Easter Season Has Just Begun

According to the church calendar, Easter Sunday ushered in 50 days of Easter Season, which includes Ascension Thursday 40 days after Easter Sunday (remembering Jesus’ ascension into heaven 40 days after He rose from the dead). Easter Season officially ends on Pentecost, which remembers the giving of the Holy Spirit.

I think it is quite valuable for believers to take some time to meditate on what those 40 days were like for Jesus’ disciples. They had gone through faith shaking darkness, the brutal massacre of their trusted leader.  Though Jesus taught them clearly exactly what was going to happen, it’s obvious from the Gospel accounts that the disciples had not understood and were still painfully ignorant of much Jesus had been teaching them.

Luke 18:31-34 And taking the twelve, he said to them, “See, we are going up to Jerusalem, and everything that is written about the Son of Man by the prophets will be accomplished. For he will be delivered over to the Gentiles and will be mocked and shamefully treated and spit upon. And after flogging him, they will kill him, and on the third day he will rise.” But they understood none of these things. This saying was hidden from them, and they did not grasp what was said.

Luke 18 is not the first time Jesus told them clearly of His death and resurrection. An earlier version of a similar conversation is recorded in Matthew 16. There Peter rebukes Jesus for even suggesting such a thing.

Matthew 16:21-23 From that time Jesus began to show his disciples that he must go to Jerusalem and suffer many things from the elders and chief priests and scribes, and be killed, and on the third day be raised. And Peter took him aside and began to rebuke him, saying, “Far be it from you, Lord! This shall never happen to you.” But he turned and said to Peter, “Get behind me, Satan! You are a hindrance to me. For you are not setting your mind on the things of God, but on the things of man.”

Even though Jesus had told the disciples in clear words multiple times that the crucifixion and resurrection was coming, they still seemed completely unprepared for it, scattering when the soldiers came, cutting off the ear of the soldier arresting Jesus, and denying Jesus as He was tried and killed.

After His death, it is the women who first discover that Jesus’ body is missing.
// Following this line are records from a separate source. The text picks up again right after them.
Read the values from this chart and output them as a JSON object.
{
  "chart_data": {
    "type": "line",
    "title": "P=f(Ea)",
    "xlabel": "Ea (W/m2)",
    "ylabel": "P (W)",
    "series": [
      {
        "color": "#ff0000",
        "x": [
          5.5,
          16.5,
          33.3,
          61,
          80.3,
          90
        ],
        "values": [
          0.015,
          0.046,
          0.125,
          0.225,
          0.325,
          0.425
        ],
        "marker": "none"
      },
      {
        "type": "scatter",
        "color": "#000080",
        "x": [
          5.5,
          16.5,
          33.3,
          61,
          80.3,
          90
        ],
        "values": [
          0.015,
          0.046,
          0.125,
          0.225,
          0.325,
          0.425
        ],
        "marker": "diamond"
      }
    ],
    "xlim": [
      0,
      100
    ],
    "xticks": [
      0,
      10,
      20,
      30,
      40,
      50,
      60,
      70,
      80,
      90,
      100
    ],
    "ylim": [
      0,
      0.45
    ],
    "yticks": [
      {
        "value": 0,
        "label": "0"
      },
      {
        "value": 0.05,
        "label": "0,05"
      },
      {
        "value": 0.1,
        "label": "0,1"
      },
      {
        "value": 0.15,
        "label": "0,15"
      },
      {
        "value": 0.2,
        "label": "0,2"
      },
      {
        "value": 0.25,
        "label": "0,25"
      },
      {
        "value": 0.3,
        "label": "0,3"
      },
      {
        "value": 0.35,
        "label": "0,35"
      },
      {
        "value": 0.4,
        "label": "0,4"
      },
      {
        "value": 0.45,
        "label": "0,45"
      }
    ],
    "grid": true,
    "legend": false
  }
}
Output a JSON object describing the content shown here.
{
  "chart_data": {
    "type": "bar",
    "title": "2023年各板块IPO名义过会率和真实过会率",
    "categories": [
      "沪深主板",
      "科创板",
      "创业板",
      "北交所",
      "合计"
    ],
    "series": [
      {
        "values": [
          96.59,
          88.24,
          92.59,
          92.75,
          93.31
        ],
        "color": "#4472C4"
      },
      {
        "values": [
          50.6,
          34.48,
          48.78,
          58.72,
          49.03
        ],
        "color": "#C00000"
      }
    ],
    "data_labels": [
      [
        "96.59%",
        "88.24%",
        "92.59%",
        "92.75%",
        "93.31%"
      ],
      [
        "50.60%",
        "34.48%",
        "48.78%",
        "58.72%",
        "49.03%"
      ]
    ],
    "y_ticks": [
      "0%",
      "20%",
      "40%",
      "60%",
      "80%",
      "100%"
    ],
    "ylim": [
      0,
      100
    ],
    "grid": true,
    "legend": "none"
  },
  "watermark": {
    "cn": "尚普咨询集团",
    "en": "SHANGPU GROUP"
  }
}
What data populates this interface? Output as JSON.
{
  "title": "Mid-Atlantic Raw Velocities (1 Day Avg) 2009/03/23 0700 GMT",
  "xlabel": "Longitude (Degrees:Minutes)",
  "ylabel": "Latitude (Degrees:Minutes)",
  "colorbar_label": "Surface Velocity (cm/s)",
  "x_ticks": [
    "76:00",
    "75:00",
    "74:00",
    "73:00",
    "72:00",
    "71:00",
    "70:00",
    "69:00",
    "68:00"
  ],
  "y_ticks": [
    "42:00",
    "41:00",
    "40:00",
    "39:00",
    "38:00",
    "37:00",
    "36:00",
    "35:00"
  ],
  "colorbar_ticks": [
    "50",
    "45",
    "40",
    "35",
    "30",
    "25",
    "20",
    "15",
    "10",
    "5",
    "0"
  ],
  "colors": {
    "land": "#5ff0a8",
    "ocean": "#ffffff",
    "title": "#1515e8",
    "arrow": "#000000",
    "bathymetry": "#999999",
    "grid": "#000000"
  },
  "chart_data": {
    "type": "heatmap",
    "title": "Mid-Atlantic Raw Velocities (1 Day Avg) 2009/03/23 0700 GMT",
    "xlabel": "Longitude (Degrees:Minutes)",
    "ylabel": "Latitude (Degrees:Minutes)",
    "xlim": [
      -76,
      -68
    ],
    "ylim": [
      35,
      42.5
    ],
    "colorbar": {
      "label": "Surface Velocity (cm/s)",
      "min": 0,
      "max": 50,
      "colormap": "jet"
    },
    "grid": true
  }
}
Luke 24:1-10 But on the first day of the week, at early dawn, they went to the tomb, taking the spices they had prepared. And they found the stone rolled away from the tomb, but when they went in they did not find the body of the Lord Jesus. While they were perplexed about this, behold, two men stood by them in dazzling apparel. And as they were frightened and bowed their faces to the ground, the men said to them, “Why do you seek the living among the dead? He is not here, but has risen. Remember how he told you, while he was still in Galilee, that the Son of Man must be delivered into the hands of sinful men and be crucified and on the third day rise.” And they remembered his words, and returning from the tomb they told all these things to the eleven and to all the rest. Now it was Mary Magdalene and Joanna and Mary the mother of James and the other women with them who told these things to the apostles,

These women are the first, I think, to finally fully understand (though it seems in John 12 that Mary had some understanding the week before Jesus’ death).

Once Jesus rises from the dead, suddenly – CLICK – it all makes sense to them. I’ve watched that look go on in students’ eyes when it comes to understanding a difficult math concept. They take in information with their eyes glazed over.  It’s obvious from their eyes that it makes no sense to them. Then something happens, perhaps a well placed illustration or an activity demonstrating a concept with manipulatives, and – CLICK – the lightbulb goes on. Their eyes light up as things that were previously confusing and disconcerting suddenly make sense.

On Sunday, we celebrated the moment of that CLICK of understanding for the disciples. But that season of growing understanding of all Jesus had been teaching them went on for 40 more days. On the road to Emmaus scales fell from their eyes as they came to understand the Law and the Prophets through the lens of Jesus’ death and resurrection. Peter comes to understand Jesus’ heart for the church sitting at a fire pit beside the sea. And who knows what other conversations happened that were not recorded for us?!

Chocolate bunnies may be on clearance and our Easter finest in the laundry to wash, but Easter Season isn’t over.  There is much on which to meditate during the next five and a half weeks until Ascension Thursday. What concepts were the disciples coming to see clearly? What were they newly understanding of the Old Testament? What vision were they gaining for God’s kingdom? What all was on the long list of things misunderstood by them previously that suddenly became clear? That little band of Jesus denying, fearfully scattering misfits went on to change the world. I think those 40 days were profound.